The East End Tag Along By

Written By: Lauree  Dash

THE EAST-END TAG-ALONG

By Lauree Dash

 

 

Post-traumatic stress? Isn’t that what people in combat get? Imagine my surprise when I was telling my therapist about the last year of my life and she responded softly, “ You sound like a victim of 9/11.” She said the way I described my experiences, and the tone in my voice, sounded like someone with PTSD. I don’t know anything about that. Here’s what I know:March 9, 2011, my husband, Ford, was in a catastrophic car accident that almost killed him. I was not driving the car. I was not even with him at the time, but I was in that accident too. It has consumed my life like a never -ending episode of ‘Grey’s Anatomy.”

 

It’s now one year and three months later, and I am sitting on the deck of my parentsEast Hamptonhome, trying to make sense of it all, to find peace, and maybe even a new life direction. My parents bought this North Woods hideaway twenty-six years ago and theEast Endhas always been my place of comfort and healing. I need that now more than ever.

 

My husband went into cardiac arrest when the Paramedics got him to the ER and he was dead for three minutes before they could revive him. They operated to remove his ruptured spleen and he died again when he bled out on the table, but he came back.
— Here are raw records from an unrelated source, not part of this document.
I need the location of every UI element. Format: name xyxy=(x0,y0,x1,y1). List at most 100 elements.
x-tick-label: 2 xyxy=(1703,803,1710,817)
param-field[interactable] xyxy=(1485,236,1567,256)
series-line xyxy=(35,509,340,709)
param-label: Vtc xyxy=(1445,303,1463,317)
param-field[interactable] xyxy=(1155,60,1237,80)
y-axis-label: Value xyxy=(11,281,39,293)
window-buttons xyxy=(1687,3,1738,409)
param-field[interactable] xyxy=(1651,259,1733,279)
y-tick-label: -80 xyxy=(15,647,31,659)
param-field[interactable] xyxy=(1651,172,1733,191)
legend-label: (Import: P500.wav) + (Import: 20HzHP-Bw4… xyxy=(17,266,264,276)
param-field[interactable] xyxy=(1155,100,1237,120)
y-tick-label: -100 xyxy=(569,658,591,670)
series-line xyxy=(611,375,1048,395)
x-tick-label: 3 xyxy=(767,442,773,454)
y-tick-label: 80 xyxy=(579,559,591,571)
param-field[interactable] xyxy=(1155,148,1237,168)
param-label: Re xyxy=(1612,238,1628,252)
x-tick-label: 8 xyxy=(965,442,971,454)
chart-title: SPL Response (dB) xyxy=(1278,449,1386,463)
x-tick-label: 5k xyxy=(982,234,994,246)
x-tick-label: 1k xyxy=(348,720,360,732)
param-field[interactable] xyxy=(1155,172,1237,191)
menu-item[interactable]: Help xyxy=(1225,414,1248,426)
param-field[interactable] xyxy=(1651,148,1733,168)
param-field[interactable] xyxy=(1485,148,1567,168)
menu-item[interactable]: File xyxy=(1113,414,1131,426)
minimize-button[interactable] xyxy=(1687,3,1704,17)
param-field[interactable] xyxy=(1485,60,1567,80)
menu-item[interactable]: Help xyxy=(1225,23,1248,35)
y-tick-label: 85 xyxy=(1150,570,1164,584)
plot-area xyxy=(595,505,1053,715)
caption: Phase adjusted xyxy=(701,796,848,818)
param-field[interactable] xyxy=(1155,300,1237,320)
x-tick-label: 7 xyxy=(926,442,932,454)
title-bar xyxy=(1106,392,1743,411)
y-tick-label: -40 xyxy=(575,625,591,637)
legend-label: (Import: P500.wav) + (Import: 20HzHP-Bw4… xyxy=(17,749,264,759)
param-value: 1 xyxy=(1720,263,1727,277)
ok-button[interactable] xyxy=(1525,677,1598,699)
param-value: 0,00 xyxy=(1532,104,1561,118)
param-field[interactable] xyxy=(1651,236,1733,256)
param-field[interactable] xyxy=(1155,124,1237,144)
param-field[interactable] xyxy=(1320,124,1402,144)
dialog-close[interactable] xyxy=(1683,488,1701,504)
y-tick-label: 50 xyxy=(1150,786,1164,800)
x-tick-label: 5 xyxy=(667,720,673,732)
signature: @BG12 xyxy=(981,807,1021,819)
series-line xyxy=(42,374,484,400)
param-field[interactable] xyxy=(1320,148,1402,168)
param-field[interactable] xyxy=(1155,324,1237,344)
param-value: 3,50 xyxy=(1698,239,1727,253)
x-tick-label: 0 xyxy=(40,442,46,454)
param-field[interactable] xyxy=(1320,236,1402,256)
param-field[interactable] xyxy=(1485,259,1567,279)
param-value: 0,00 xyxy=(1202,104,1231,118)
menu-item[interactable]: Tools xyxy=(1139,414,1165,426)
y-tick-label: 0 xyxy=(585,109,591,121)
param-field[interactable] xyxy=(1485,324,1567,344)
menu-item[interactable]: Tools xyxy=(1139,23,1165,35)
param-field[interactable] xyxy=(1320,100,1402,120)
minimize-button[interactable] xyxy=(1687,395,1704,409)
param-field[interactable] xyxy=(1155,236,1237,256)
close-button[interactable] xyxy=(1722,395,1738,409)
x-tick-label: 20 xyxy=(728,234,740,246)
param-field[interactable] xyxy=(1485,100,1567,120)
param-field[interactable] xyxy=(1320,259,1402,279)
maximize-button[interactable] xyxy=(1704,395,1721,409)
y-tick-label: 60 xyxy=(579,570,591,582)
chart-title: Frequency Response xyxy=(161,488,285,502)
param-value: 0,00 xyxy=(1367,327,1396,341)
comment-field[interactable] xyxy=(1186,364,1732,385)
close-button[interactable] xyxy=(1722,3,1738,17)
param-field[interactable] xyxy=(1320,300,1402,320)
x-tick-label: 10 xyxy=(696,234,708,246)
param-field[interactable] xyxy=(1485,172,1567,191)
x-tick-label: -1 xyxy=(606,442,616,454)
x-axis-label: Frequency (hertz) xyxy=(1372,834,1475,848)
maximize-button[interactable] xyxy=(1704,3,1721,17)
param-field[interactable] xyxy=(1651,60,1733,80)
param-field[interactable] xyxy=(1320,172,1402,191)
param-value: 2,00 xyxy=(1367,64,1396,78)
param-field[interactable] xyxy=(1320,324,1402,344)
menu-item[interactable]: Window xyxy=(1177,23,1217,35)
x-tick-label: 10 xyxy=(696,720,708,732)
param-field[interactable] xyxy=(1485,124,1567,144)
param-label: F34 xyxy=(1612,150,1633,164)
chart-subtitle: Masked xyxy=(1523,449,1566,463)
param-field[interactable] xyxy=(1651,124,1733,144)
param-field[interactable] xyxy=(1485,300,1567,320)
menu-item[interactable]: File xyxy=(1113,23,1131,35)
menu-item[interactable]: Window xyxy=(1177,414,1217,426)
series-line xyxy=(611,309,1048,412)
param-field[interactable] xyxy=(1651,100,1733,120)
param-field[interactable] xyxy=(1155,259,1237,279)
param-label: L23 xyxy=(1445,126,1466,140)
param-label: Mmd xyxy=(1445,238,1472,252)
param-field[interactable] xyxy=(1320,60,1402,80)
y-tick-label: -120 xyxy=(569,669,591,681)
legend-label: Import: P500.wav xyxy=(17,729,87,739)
Two weeks later, he coded in front of me when they were doing a routine lung procedure. But again, he survived.

 

He had a small brain bleed or TBI – Traumatic Brain Injury. He did not need surgery but they were “watching it.” Every day, neurologists turned down the drugs keeping my husband in a medically induced coma to see if he could respond to commands. It took them two weeks to close his swollen abdomen, which meant surgery every two days to keep his belly clean. He had a corneal abrasion in his left eye, broken ribs, he was paralyzed on the left side of his body, his lungs failed, his kidneys shut down, his left hip and pelvis were in multiple pieces, his right femur was broken and his left elbow and ankle were fractured. He was on life support for one month and then trached, meaning he had a tracheotomy tube at the base of his neck, for two weeks before he could finally breathe on his own. He spent six weeks in the ICU then we moved him to the main hospital.

 

I knew his brain and his spine were uninjured and I hung all my hope on that. He would be fine. He would be in the miracle one percent who survive this kind of “Level 1 Poly Trauma.” I was going to do everything in my power to make it so. I just had to figure out “how.”

 

I played classical music in his room to create a healing environment. I had read somewhere that classical music stimulates the brain. All of the nurses in the ICU were incredibly kind and offered me guidance. I’ll never forget one who said to me, “Miracles happen in the ICU. Don’t you give up hope.”  She gave me a prayer card I carry with me still. Nurses told me to talk to Ford even though he was in a coma. He could hear me. I spoke to him and sang songs to him everyday. Both of our families came out to sit with him and we never left him alone.

 

Each morning at seven the ICU team and the trauma surgeons rounded. They discussed his case and they were kind enough to allow me to participate. There were numbers to watch. Because he was on a respirator it was important to know what he was “satting”- his oxygen saturation level each time he took a breath. Ideally, this number is between 95 and 100. Anything below 88 sets off the respirator alarm that makes this awful honking sound I will never forget. It’s like a bad circus horn gone awry.

 

Another number I learned to ask about was his white cell count- a marker for infection: the higher the number, the bigger the infection. A normal person’s white count is about 9,000. The first two weeks, my husbands’ white count was 66,000. It turned out his pancreas was leaking fluid that had become infected. There were infectious disease doctors, nephrologists, neurologists, anesthesiologists, hematologists, trauma surgeons, neurosurgeons, cardiologists, urologists, orthopedists, ophthalmologists, pulmonary specialists, pain management doctors, phlebotomists, social workers and case management workers to coordinate. And God bless the lift team. They moved my husband and helped him sit when he was too weak to move himself.